Die geistige Brandstiftung auf beiden Seiten trägt heute ihre fatalen Früchte. Die eine Seite toleriert das Fassbomben-Morden ihres Satelliten-Regimes in Damaskus, während die andere beiden Augen zudrückt, wenn Attentate auf Märkte und Moscheen verübt werden – immer vorausgesetzt es geschieht nicht im eigenen Land. Jede Stimme der Vernunft wird sofort der Komplizenschaft verdächtigt. Das gegenseitige Misstrauen hat sich zur schieren Paranoia ausgeweitet und setzt sich auch über regionale und kulturelle Grenzen hinweg. Ob im Jemen, Irak, Syrien, Afghanistan oder teilweise auch in Mitteleuropa: Schiiten und Sunniten sind heute scheinbar unheilbar miteinander verfeindet und weisen sich gegenseitig die Schuld am Schlamassel zu.

Dabei fehlt der Blick fürs Ganze.
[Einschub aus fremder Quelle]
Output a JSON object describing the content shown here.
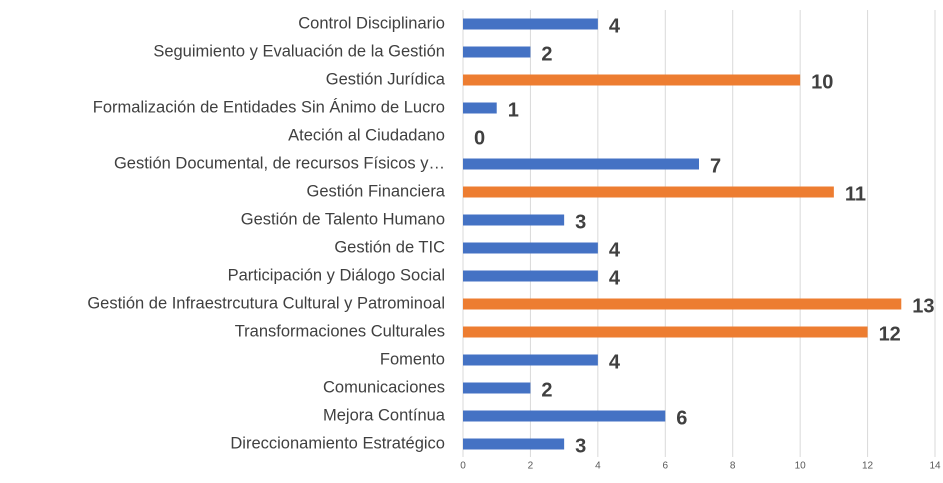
{
  "chart_data": {
    "type": "barh",
    "categories": [
      "Control Disciplinario",
      "Seguimiento y Evaluación de la Gestión",
      "Gestión Jurídica",
      "Formalización de Entidades Sin Ánimo de Lucro",
      "Ateción al Ciudadano",
      "Gestión Documental, de recursos Físicos y…",
      "Gestión Financiera",
      "Gestión de Talento Humano",
      "Gestión de TIC",
      "Participación y Diálogo Social",
      "Gestión de Infraestrcutura Cultural y Patrominoal",
      "Transformaciones Culturales",
      "Fomento",
      "Comunicaciones",
      "Mejora Contínua",
      "Direccionamiento Estratégico"
    ],
    "values": [
      4,
      2,
      10,
      1,
      0,
      7,
      11,
      3,
      4,
      4,
      13,
      12,
      4,
      2,
      6,
      3
    ],
    "colors": [
      "#4472c4",
      "#4472c4",
      "#ed7d31",
      "#4472c4",
      "#4472c4",
      "#4472c4",
      "#ed7d31",
      "#4472c4",
      "#4472c4",
      "#4472c4",
      "#ed7d31",
      "#ed7d31",
      "#4472c4",
      "#4472c4",
      "#4472c4",
      "#4472c4"
    ],
    "xlim": [
      0,
      14
    ],
    "xticks": [
      0,
      2,
      4,
      6,
      8,
      10,
      12,
      14
    ],
    "grid": true
  }
}
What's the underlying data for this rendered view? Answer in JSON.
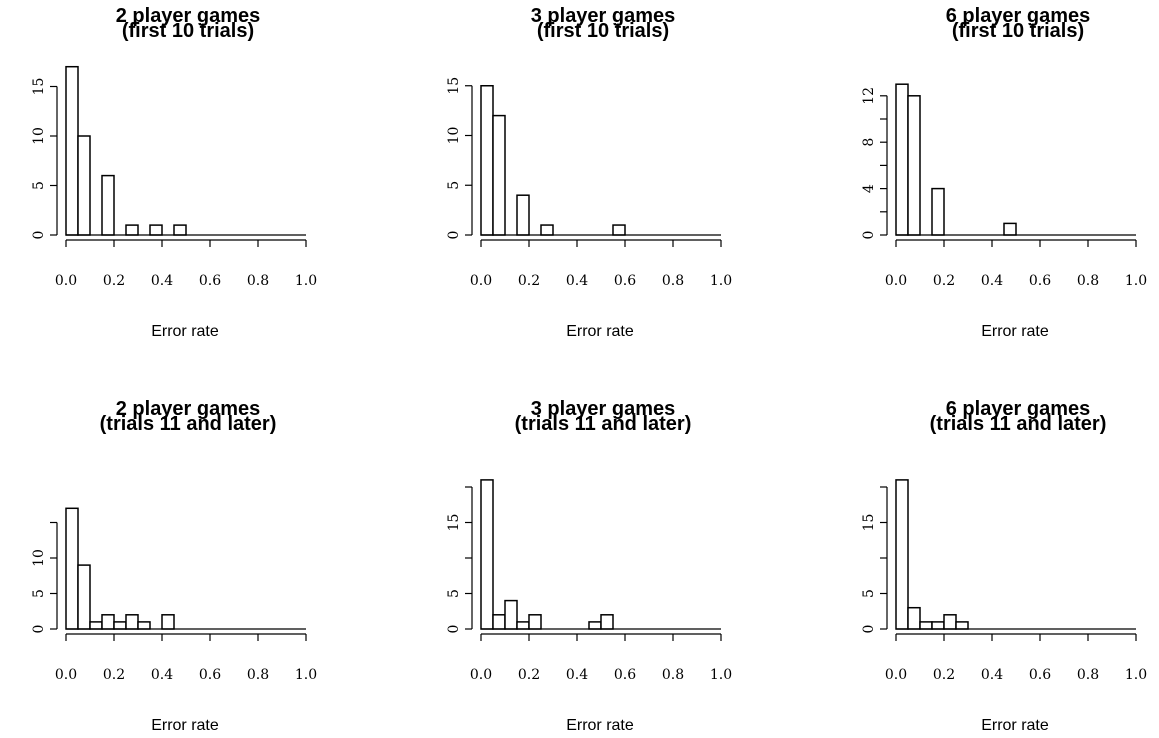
{
  "chart_data": [
    {
      "type": "bar",
      "title": "2 player games",
      "subtitle": "(first 10 trials)",
      "xlabel": "Error rate",
      "ylabel": "",
      "xlim": [
        0,
        1
      ],
      "ylim": [
        0,
        17
      ],
      "grid": false,
      "x_ticks": [
        "0.0",
        "0.2",
        "0.4",
        "0.6",
        "0.8",
        "1.0"
      ],
      "y_ticks": [
        "0",
        "5",
        "10",
        "15"
      ],
      "y_tick_values": [
        0,
        5,
        10,
        15
      ],
      "bin_width": 0.05,
      "bins": [
        0,
        0.05,
        0.1,
        0.15,
        0.2,
        0.25,
        0.3,
        0.35,
        0.4,
        0.45,
        0.5,
        0.55,
        0.6,
        0.65,
        0.7,
        0.75,
        0.8,
        0.85,
        0.9,
        0.95
      ],
      "values": [
        17,
        10,
        0,
        6,
        0,
        1,
        0,
        1,
        0,
        1,
        0,
        0,
        0,
        0,
        0,
        0,
        0,
        0,
        0,
        0
      ]
    },
    {
      "type": "bar",
      "title": "3 player games",
      "subtitle": "(first 10 trials)",
      "xlabel": "Error rate",
      "ylabel": "",
      "xlim": [
        0,
        1
      ],
      "ylim": [
        0,
        15
      ],
      "grid": false,
      "x_ticks": [
        "0.0",
        "0.2",
        "0.4",
        "0.6",
        "0.8",
        "1.0"
      ],
      "y_ticks": [
        "0",
        "5",
        "10",
        "15"
      ],
      "y_tick_values": [
        0,
        5,
        10,
        15
      ],
      "bin_width": 0.05,
      "bins": [
        0,
        0.05,
        0.1,
        0.15,
        0.2,
        0.25,
        0.3,
        0.35,
        0.4,
        0.45,
        0.5,
        0.55,
        0.6,
        0.65,
        0.7,
        0.75,
        0.8,
        0.85,
        0.9,
        0.95
      ],
      "values": [
        15,
        12,
        0,
        4,
        0,
        1,
        0,
        0,
        0,
        0,
        0,
        1,
        0,
        0,
        0,
        0,
        0,
        0,
        0,
        0
      ]
    },
    {
      "type": "bar",
      "title": "6 player games",
      "subtitle": "(first 10 trials)",
      "xlabel": "Error rate",
      "ylabel": "",
      "xlim": [
        0,
        1
      ],
      "ylim": [
        0,
        13
      ],
      "grid": false,
      "x_ticks": [
        "0.0",
        "0.2",
        "0.4",
        "0.6",
        "0.8",
        "1.0"
      ],
      "y_ticks": [
        "0",
        "4",
        "8",
        "12"
      ],
      "y_tick_values": [
        0,
        4,
        8,
        12
      ],
      "y_minor_ticks": [
        2,
        6,
        10
      ],
      "bin_width": 0.05,
      "bins": [
        0,
        0.05,
        0.1,
        0.15,
        0.2,
        0.25,
        0.3,
        0.35,
        0.4,
        0.45,
        0.5,
        0.55,
        0.6,
        0.65,
        0.7,
        0.75,
        0.8,
        0.85,
        0.9,
        0.95
      ],
      "values": [
        13,
        12,
        0,
        4,
        0,
        0,
        0,
        0,
        0,
        1,
        0,
        0,
        0,
        0,
        0,
        0,
        0,
        0,
        0,
        0
      ]
    },
    {
      "type": "bar",
      "title": "2 player games",
      "subtitle": "(trials 11 and later)",
      "xlabel": "Error rate",
      "ylabel": "",
      "xlim": [
        0,
        1
      ],
      "ylim": [
        0,
        17
      ],
      "grid": false,
      "x_ticks": [
        "0.0",
        "0.2",
        "0.4",
        "0.6",
        "0.8",
        "1.0"
      ],
      "y_ticks": [
        "0",
        "5",
        "10"
      ],
      "y_tick_values": [
        0,
        5,
        10
      ],
      "y_minor_ticks": [
        15
      ],
      "bin_width": 0.05,
      "bins": [
        0,
        0.05,
        0.1,
        0.15,
        0.2,
        0.25,
        0.3,
        0.35,
        0.4,
        0.45,
        0.5,
        0.55,
        0.6,
        0.65,
        0.7,
        0.75,
        0.8,
        0.85,
        0.9,
        0.95
      ],
      "values": [
        17,
        9,
        1,
        2,
        1,
        2,
        1,
        0,
        2,
        0,
        0,
        0,
        0,
        0,
        0,
        0,
        0,
        0,
        0,
        0
      ]
    },
    {
      "type": "bar",
      "title": "3 player games",
      "subtitle": "(trials 11 and later)",
      "xlabel": "Error rate",
      "ylabel": "",
      "xlim": [
        0,
        1
      ],
      "ylim": [
        0,
        21
      ],
      "grid": false,
      "x_ticks": [
        "0.0",
        "0.2",
        "0.4",
        "0.6",
        "0.8",
        "1.0"
      ],
      "y_ticks": [
        "0",
        "5",
        "15"
      ],
      "y_tick_values": [
        0,
        5,
        15
      ],
      "y_minor_ticks": [
        10,
        20
      ],
      "bin_width": 0.05,
      "bins": [
        0,
        0.05,
        0.1,
        0.15,
        0.2,
        0.25,
        0.3,
        0.35,
        0.4,
        0.45,
        0.5,
        0.55,
        0.6,
        0.65,
        0.7,
        0.75,
        0.8,
        0.85,
        0.9,
        0.95
      ],
      "values": [
        21,
        2,
        4,
        1,
        2,
        0,
        0,
        0,
        0,
        1,
        2,
        0,
        0,
        0,
        0,
        0,
        0,
        0,
        0,
        0
      ]
    },
    {
      "type": "bar",
      "title": "6 player games",
      "subtitle": "(trials 11 and later)",
      "xlabel": "Error rate",
      "ylabel": "",
      "xlim": [
        0,
        1
      ],
      "ylim": [
        0,
        21
      ],
      "grid": false,
      "x_ticks": [
        "0.0",
        "0.2",
        "0.4",
        "0.6",
        "0.8",
        "1.0"
      ],
      "y_ticks": [
        "0",
        "5",
        "15"
      ],
      "y_tick_values": [
        0,
        5,
        15
      ],
      "y_minor_ticks": [
        10,
        20
      ],
      "bin_width": 0.05,
      "bins": [
        0,
        0.05,
        0.1,
        0.15,
        0.2,
        0.25,
        0.3,
        0.35,
        0.4,
        0.45,
        0.5,
        0.55,
        0.6,
        0.65,
        0.7,
        0.75,
        0.8,
        0.85,
        0.9,
        0.95
      ],
      "values": [
        21,
        3,
        1,
        1,
        2,
        1,
        0,
        0,
        0,
        0,
        0,
        0,
        0,
        0,
        0,
        0,
        0,
        0,
        0,
        0
      ]
    }
  ]
}
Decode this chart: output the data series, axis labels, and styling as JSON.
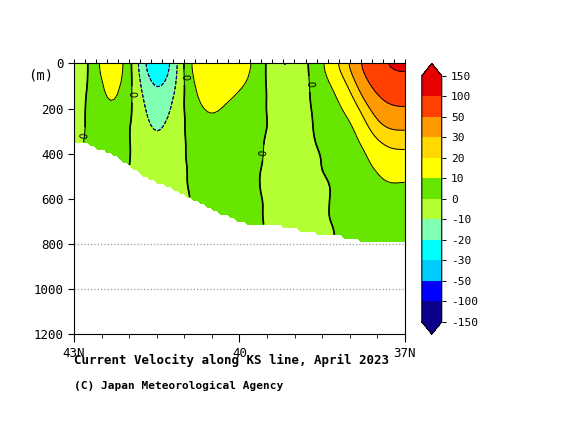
{
  "title": "Current Velocity along KS line, April 2023",
  "subtitle": "(C) Japan Meteorological Agency",
  "ylabel": "(m)",
  "depth_min": 0,
  "depth_max": 1200,
  "lat_min": 37,
  "lat_max": 43,
  "colorbar_levels": [
    -150,
    -100,
    -50,
    -30,
    -20,
    -10,
    0,
    10,
    20,
    30,
    50,
    100,
    150
  ],
  "bg_color": "#ffffff",
  "dotted_grid_depths": [
    800,
    1000
  ],
  "seed": 42
}
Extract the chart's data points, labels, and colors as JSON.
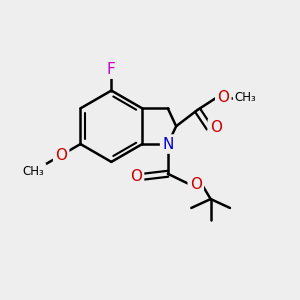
{
  "background_color": "#eeeeee",
  "bond_color": "#000000",
  "atom_colors": {
    "F": "#cc00cc",
    "N": "#0000cc",
    "O": "#cc0000",
    "C": "#000000"
  },
  "figsize": [
    3.0,
    3.0
  ],
  "dpi": 100,
  "xlim": [
    0,
    10
  ],
  "ylim": [
    0,
    10
  ]
}
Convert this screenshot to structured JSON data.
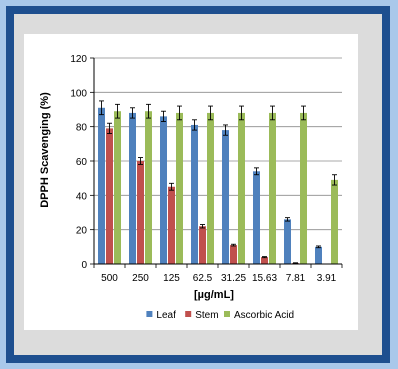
{
  "chart_data": {
    "type": "bar",
    "title": "",
    "xlabel": "[µg/mL]",
    "ylabel": "DPPH Scavenging (%)",
    "ylim": [
      0,
      120
    ],
    "yticks": [
      0,
      20,
      40,
      60,
      80,
      100,
      120
    ],
    "grid": true,
    "legend_position": "bottom",
    "error_bars": true,
    "categories": [
      "500",
      "250",
      "125",
      "62.5",
      "31.25",
      "15.63",
      "7.81",
      "3.91"
    ],
    "series": [
      {
        "name": "Leaf",
        "color": "#4f81bd",
        "values": [
          91,
          88,
          86,
          81,
          78,
          54,
          26,
          10
        ],
        "errors": [
          4,
          3,
          3,
          3,
          3,
          2,
          1,
          0.5
        ]
      },
      {
        "name": "Stem",
        "color": "#c0504d",
        "values": [
          79,
          60,
          45,
          22,
          11,
          4,
          0.5,
          0
        ],
        "errors": [
          3,
          2,
          2,
          1,
          0.5,
          0.3,
          0.2,
          0
        ]
      },
      {
        "name": "Ascorbic Acid",
        "color": "#9bbb59",
        "values": [
          89,
          89,
          88,
          88,
          88,
          88,
          88,
          49
        ],
        "errors": [
          4,
          4,
          4,
          4,
          4,
          4,
          4,
          3
        ]
      }
    ]
  }
}
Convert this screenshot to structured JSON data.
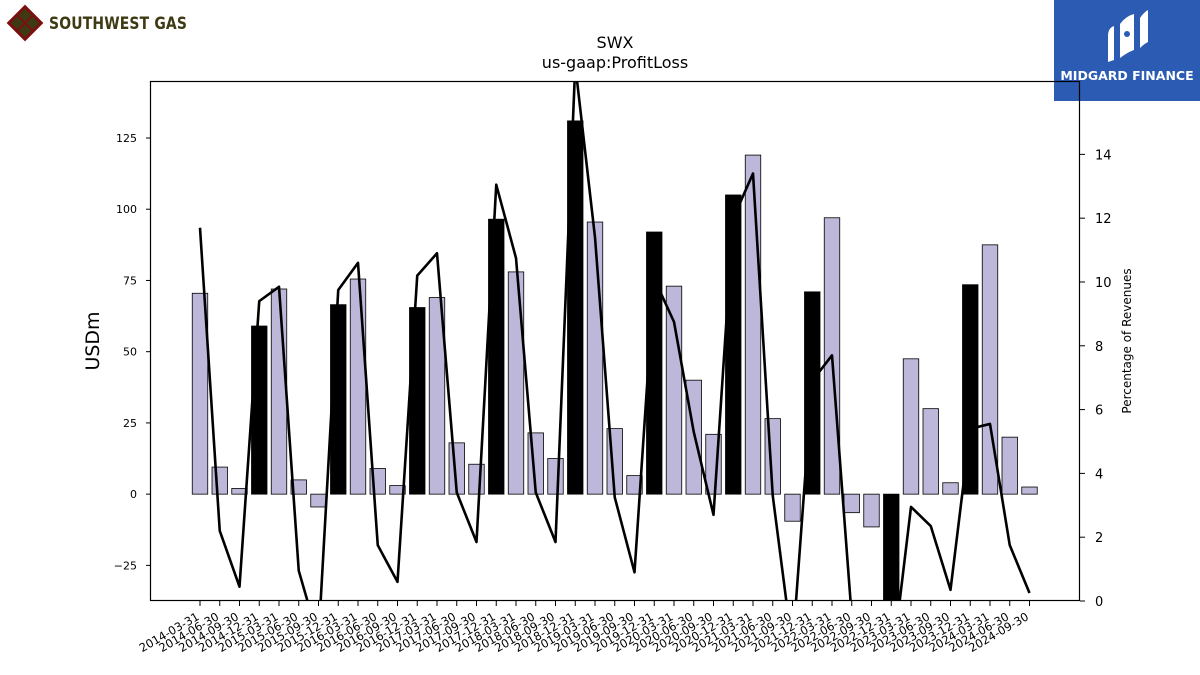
{
  "logos": {
    "left": {
      "name": "SOUTHWEST GAS",
      "icon": "diamond-lattice-icon",
      "colors": [
        "#3d3a14",
        "#7a1010"
      ]
    },
    "right": {
      "name": "MIDGARD FINANCE",
      "icon": "midgard-m-icon",
      "background": "#2b5bb3"
    }
  },
  "chart_data": {
    "type": "bar",
    "title": "SWX",
    "subtitle": "us-gaap:ProfitLoss",
    "ylabel": "USDm",
    "y2label": "Percentage of Revenues",
    "ylim": [
      -37.5,
      145
    ],
    "y2lim": [
      0,
      16.3
    ],
    "yticks": [
      -25,
      0,
      25,
      50,
      75,
      100,
      125
    ],
    "y2ticks": [
      0,
      2,
      4,
      6,
      8,
      10,
      12,
      14
    ],
    "categories": [
      "2014-03-31",
      "2014-06-30",
      "2014-09-30",
      "2014-12-31",
      "2015-03-31",
      "2015-06-30",
      "2015-09-30",
      "2015-12-31",
      "2016-03-31",
      "2016-06-30",
      "2016-09-30",
      "2016-12-31",
      "2017-03-31",
      "2017-06-30",
      "2017-09-30",
      "2017-12-31",
      "2018-03-31",
      "2018-06-30",
      "2018-09-30",
      "2018-12-31",
      "2019-03-31",
      "2019-06-30",
      "2019-09-30",
      "2019-12-31",
      "2020-03-31",
      "2020-06-30",
      "2020-09-30",
      "2020-12-31",
      "2021-03-31",
      "2021-06-30",
      "2021-09-30",
      "2021-12-31",
      "2022-03-31",
      "2022-06-30",
      "2022-09-30",
      "2022-12-31",
      "2023-03-31",
      "2023-06-30",
      "2023-09-30",
      "2023-12-31",
      "2024-03-31",
      "2024-06-30",
      "2024-09-30"
    ],
    "series": [
      {
        "kind": "bar",
        "values": [
          70.5,
          9.5,
          2,
          59,
          72,
          5,
          -4.5,
          66.5,
          75.5,
          9,
          3,
          65.5,
          69,
          18,
          10.5,
          96.5,
          78,
          21.5,
          12.5,
          131,
          95.5,
          23,
          6.5,
          92,
          73,
          40,
          21,
          105,
          119,
          26.5,
          -9.5,
          71,
          97,
          -6.5,
          -11.5,
          -38,
          47.5,
          30,
          4,
          73.5,
          87.5,
          20,
          2.5
        ],
        "highlight": [
          false,
          false,
          false,
          true,
          false,
          false,
          false,
          true,
          false,
          false,
          false,
          true,
          false,
          false,
          false,
          true,
          false,
          false,
          false,
          true,
          false,
          false,
          false,
          true,
          false,
          false,
          false,
          true,
          false,
          false,
          false,
          true,
          false,
          false,
          false,
          true,
          false,
          false,
          false,
          true,
          false,
          false,
          false
        ],
        "fill": "#bdb8d9",
        "highlight_fill": "#000000"
      },
      {
        "kind": "line",
        "axis": "right",
        "values": [
          11.7,
          2.2,
          0.45,
          9.4,
          9.85,
          0.95,
          -1.2,
          9.75,
          10.6,
          1.75,
          0.6,
          10.2,
          10.9,
          3.4,
          1.85,
          13.05,
          10.75,
          3.4,
          1.85,
          16.8,
          11.4,
          3.25,
          0.9,
          10.1,
          8.75,
          5.3,
          2.7,
          12.0,
          13.4,
          3.3,
          -1.5,
          6.9,
          7.7,
          -0.5,
          -0.9,
          -2.2,
          2.95,
          2.35,
          0.35,
          5.4,
          5.55,
          1.75,
          0.25
        ],
        "color": "#000000"
      }
    ],
    "grid": false,
    "legend": "none"
  }
}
Die wenigsten sind bereit, die Linie nachzuzeichnen, welche in dieses sinnlose Blutvergiessen hineingeführt hat. Weder eine strukturelle Zwangsläufigkeit noch eine reine Dynamik können als treibende Kräfte entlarvt werden. Vielmehr ist es der politische Egoismus der arabischen Herrscher und ihrer schiitischen Antagonisten in Teheran geschuldet, dass man sich heute eine friedliche Koexistenz von Sunniten und Schiiten kaum mehr vorstellen kann. Die Massenhinrichtungen von 2. Januar passen in das Muster dieses politischen Egoismus. Die vermeintliche Machtdemonstration des saudischen Herrscherhauses allen «Terroristen» gegenüber dürfte seine intendierte Wirkung verfehlen und stattdessen den Aktionismus der Gedemütigten verstärken. Gewonnen ist damit sicherlich nichts.